Suzanna menemukan bahwa dalam waktu singkat ini, bakteri memutar serat selulosa yang akhirnya membentuk lapisan menyerupai kertas tembus pandang. Saat masih basah, bahan tersebut dapat dicetak di sekitar manekin menjadi desain 3D, yang pada dasarnya menjahit dirinya sendiri menjadi satu.

Sangat menggembirakan melihat merek-merek besar memanfaatkan jenis bahan organik berkelanjutan ini. Adidas sedang mengerjakan Stan Smith kulit jamur pelatih dan rumah mode Hermes baru-baru ini mengumumkan koleksi masa depan menggunakan 'kulit' nabati.

Meskipun pakaian rekayasa hayati masih dalam tahap awal, pekerjaan ekstensif sedang dilakukan untuk meningkatkan daya tahan kain organik – mulai dari anti air hingga memperlambat kecepatan biodegradasi saat ini menggunakan pewarna khusus.

Mengingat prevalensi kain sintetis di pasaran, kemungkinan kita semua memiliki beberapa item di lemari kita yang tidak sepenuhnya ramah lingkungan.

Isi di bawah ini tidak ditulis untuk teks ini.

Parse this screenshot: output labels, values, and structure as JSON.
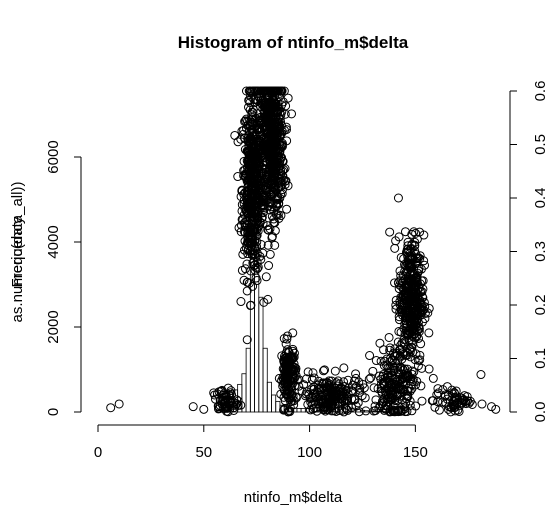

Cara sederhana untuk mengurangi penumpahan mikroplastik ini termasuk mencuci pakaian Anda pada suhu yang lebih rendah, menggunakan siklus pemintalan yang lebih lembut, dan mengurangi jumlah pakaian yang Anda beli yang terbuat dari bahan tersebut.

Untuk menghindari mikroplastik sama sekali, carilah pakaian yang terbuat dari katun organik, linen, bambu, rami, atau wol. Kain ini membutuhkan lebih sedikit energi untuk diproduksi dan memiliki dampak yang jauh lebih kecil terhadap lingkungan.

Seiring meningkatnya tekanan pada industri mode untuk menghasilkan solusi desain yang lebih berkelanjutan, sepertinya daftar ini dapat tumbuh secara signifikan di tahun-tahun mendatang.